Concretely: the existing application loads the config, then computes `dump_dir = configure(cfg.dump_dir)` returning either a valid dir or `nil`. If non-nil, add `ProxmoxAgent.Diagnostics.Writer` to the children list, before `ProxmoxAgent.Reporter`.

## Tests

Two targets, both in `agent/test/proxmox_agent/`:

### `diagnostics_test.exs`

- `enabled?/0` returns false when env key unset.
- `configure/1` with `nil` or `""` disables.
- `configure/1` with a valid path creates the directory and sets the env key.
- `log_command/4` with dumping enabled writes a well-formed entry containing the command, args, exit code, and raw body.
- `log_sample/2` with dumping enabled writes a well-formed JSON entry with the kind and payload.
- Both loggers are no-ops when disabled (no file created, no exception).

Uses `System.tmp_dir!() <> "/diag-<random>"` for the dump dir; cleans up on exit.

### `shell_test.exs` (extension)

One new test confirming that when dumping is on, `Shell.run/2` appends to `commands.log`. Uses a config where the shell command is `echo hello` so the test is deterministic and doesn't require `zpool` on the test host.

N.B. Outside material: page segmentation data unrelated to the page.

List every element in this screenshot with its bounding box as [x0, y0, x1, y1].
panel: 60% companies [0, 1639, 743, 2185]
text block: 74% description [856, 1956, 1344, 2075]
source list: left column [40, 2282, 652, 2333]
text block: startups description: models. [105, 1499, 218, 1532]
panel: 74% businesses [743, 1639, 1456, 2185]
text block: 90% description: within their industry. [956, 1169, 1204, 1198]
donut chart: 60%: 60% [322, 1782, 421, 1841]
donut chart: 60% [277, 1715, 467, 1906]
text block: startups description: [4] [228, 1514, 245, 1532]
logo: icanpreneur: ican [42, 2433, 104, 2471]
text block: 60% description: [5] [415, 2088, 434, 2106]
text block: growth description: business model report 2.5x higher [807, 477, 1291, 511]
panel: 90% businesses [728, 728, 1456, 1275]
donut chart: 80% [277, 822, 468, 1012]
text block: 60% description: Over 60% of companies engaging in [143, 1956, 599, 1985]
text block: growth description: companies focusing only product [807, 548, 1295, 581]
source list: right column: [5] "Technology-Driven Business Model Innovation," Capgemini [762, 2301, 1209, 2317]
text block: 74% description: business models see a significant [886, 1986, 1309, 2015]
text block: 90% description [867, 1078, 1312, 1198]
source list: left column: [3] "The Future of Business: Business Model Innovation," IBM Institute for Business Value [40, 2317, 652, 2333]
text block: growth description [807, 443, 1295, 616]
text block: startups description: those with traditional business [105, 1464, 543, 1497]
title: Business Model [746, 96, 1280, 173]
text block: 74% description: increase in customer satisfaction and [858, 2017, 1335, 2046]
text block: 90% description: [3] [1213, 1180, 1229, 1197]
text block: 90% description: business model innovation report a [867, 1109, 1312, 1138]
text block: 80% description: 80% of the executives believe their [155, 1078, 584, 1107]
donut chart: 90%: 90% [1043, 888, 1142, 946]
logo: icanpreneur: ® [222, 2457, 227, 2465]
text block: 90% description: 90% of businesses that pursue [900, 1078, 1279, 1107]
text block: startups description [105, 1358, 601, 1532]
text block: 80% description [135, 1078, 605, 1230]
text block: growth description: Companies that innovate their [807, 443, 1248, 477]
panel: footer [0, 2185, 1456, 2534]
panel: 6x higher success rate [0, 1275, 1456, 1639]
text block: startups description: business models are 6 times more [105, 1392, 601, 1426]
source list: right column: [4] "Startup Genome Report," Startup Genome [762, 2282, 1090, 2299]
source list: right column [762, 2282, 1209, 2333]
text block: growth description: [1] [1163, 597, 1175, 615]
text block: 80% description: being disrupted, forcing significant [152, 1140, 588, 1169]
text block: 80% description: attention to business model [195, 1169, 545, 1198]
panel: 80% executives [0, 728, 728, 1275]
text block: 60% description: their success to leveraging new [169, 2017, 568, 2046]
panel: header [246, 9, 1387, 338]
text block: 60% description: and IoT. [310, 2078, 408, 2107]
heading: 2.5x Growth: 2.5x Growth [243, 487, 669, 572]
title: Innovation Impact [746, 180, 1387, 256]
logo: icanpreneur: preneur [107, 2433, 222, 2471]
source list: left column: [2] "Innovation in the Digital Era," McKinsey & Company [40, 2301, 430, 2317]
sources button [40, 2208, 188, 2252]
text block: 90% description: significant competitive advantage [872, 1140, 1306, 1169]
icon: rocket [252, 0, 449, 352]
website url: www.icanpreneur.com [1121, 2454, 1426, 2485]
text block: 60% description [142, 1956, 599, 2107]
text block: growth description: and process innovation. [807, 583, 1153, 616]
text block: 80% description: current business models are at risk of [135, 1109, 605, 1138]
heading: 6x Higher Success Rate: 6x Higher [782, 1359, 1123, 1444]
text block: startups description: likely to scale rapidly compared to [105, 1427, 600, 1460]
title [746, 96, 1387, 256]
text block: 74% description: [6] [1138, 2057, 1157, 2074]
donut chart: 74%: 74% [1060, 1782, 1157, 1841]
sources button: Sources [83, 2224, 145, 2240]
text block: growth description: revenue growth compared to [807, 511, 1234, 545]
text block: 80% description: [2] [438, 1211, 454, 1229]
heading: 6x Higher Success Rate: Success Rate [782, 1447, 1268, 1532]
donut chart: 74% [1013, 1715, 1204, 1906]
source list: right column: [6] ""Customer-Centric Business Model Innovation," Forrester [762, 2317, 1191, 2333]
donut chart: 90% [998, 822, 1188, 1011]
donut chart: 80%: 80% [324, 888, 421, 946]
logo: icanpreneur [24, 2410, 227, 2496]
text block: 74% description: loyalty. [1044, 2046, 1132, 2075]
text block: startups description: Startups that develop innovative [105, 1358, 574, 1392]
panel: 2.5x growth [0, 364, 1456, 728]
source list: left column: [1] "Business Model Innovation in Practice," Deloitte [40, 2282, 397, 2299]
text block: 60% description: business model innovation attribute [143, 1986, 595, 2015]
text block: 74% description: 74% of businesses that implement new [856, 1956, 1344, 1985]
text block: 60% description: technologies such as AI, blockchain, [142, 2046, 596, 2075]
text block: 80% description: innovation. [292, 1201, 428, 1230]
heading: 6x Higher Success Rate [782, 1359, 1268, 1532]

### `reporter` integration

Skipped — `Reporter` is a Slipstream client whose integration is awkward to mock. The `Diagnostics.log_sample/2` call is a one-line invocation with no branching; covering it via `diagnostics_test.exs` is sufficient.

## Risks

- **File size growth** — accepted. Verification is a bounded activity. A fast-path zpool status of ~12 KB every 30 s is ~35 MB/day. Bigger hosts more. User turns off when done.
- **Writer backlog** — if the writer GenServer falls behind (shouldn't, given small message rates — fast is ~30 s, medium ~5 min, slow ~30 min, and Shell calls are serialized by the collectors anyway), casts queue in the mailbox. Not a production concern; debug feature.
- **Concurrent shell errors during writer start** — if `Shell.run/2` fires before `Diagnostics.Writer` is up, `log_command` no-ops because `Application.get_env` returns nil until `configure/1` runs. The supervision order — Diagnostics.Writer before Reporter — ensures the dump path is primed before any collectors fire.

## Rollout

Additive. Default off. Operator enables by editing `agent.toml` and restarting the service. No migration, no impact on server or dashboard.